The resulting sound is HORRIBLE, especially when you dial into the meeting. The room is reverberant, the table is reverberant, and the fans from the laptops and projector add a noise floor that the reverberant voices need to be heard above. People that are not right next to the conference phone have their voices swallowed by the early reflections. Compressing all of this info into a mono 4KHz stream makes it difficult to differentiate one voice from another – for the people in the room, the spatial information from both ears allows them to discriminate between sound sources.
To add insult to injury, the codecs used by the phone companies for voice transmission assume that the sound they are transmitting comes from a single human voice. Instead of transmitting a downsampled version of the voice, the codec separates the voice into a number of filter coefficients (representing the resonances of the vocal tract) and a “residual” signal that is used to excite the filter coefficients at a given pitch (representing a glottal pulse from the larynx). Trying to transmit several voices speaking at the same time through this model would be like a single person trying to speak in several voices at once, and adding reverb to each of these voices. The result would be a burbling, blippy mess, which anyone who owns a cell phone would instantly recognize.

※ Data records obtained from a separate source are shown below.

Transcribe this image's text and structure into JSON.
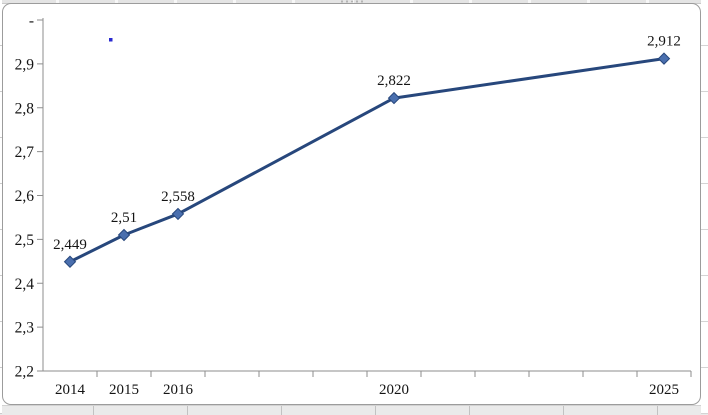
{
  "chart_data": {
    "type": "line",
    "title": "",
    "xlabel": "",
    "ylabel": "",
    "x": [
      2014,
      2015,
      2016,
      2020,
      2025
    ],
    "values": [
      2.449,
      2.51,
      2.558,
      2.822,
      2.912
    ],
    "point_labels": [
      "2,449",
      "2,51",
      "2,558",
      "2,822",
      "2,912"
    ],
    "x_axis": {
      "categories_from": 2014,
      "categories_to": 2025,
      "labeled_ticks": [
        "2014",
        "2015",
        "2016",
        "2020",
        "2025"
      ]
    },
    "y_axis": {
      "min": 2.2,
      "max": 3.0,
      "step": 0.1,
      "tick_labels_top_to_bottom": [
        "-",
        "2,9",
        "2,8",
        "2,7",
        "2,6",
        "2,5",
        "2,4",
        "2,3",
        "2,2"
      ]
    },
    "grid": false,
    "legend": "none",
    "marker": "diamond",
    "colors": {
      "line": "#27477c",
      "marker_fill": "#4a6fae",
      "axis": "#8e8e8e",
      "text": "#141414"
    }
  },
  "chrome": {
    "chart_border_color": "#9c9c9c",
    "sheet_cell_color": "#eaeaea"
  },
  "artifacts": {
    "stray_dot_color": "#2a2ad0",
    "selection_handle_dot_color": "#b4b4b4"
  }
}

What is the point of my rant? I believe that if corporations prioritized high-quality audio reproduction and transmission for meetings, then the number of meetings that people have to drive and/or fly to could be greatly reduced. The primary mode of real-time communication between people is speech. The current phone networks are designed around the assumption that speech is being transmitted between two people, and the bandwidth and codecs used for this transmission are inadequate for communication between groups of people, where many of those people share the same acoustic space.
In order to allow conference calls to be tolerable, the issue of reverberation within the conference room needs to be dealt with. There are a variety of solutions that would improve the situation:
- Conference rooms could be acoustically treated. Adding sound absorbing panels can cut down reflections from a wall.
- More microphones can be used, of higher quality. By having microphones closer to the people speaking, the ratio of direct to reverberant sound can be increased.
- People can use individual wireless headsets. This would put the microphone for each person at an ideal location (i.e. right in front of their mouth), largely eliminating the influence of room reverberation. In addition, this would eliminate the need for a speaker in the room, which gets around the feedback issues that can happen with speakerphones.
- Instead of using phone lines, the audio codec could be built into software that allows audio and video conferencing. This allows the codec to be optimized for transmission of several simultaneous voices, without being squeezed into a 4KHz bandwidth. A higher bandwidth stereo codec, such as MP3 or AAC, would allow easy localization and discrimination of voices within the typical conference room environment.
None of the technology described above is new or radical. The big change in the corporate world would be the prioritization of audio quality, as a way of making online meetings a viable alternative to in-person meetings. If corporations were encouraged to switch over to online meetings, as a way of reducing fossil fuel consumption, the need for higher quality acoustics and codecs would become immediately apparent. Better acoustics = better world.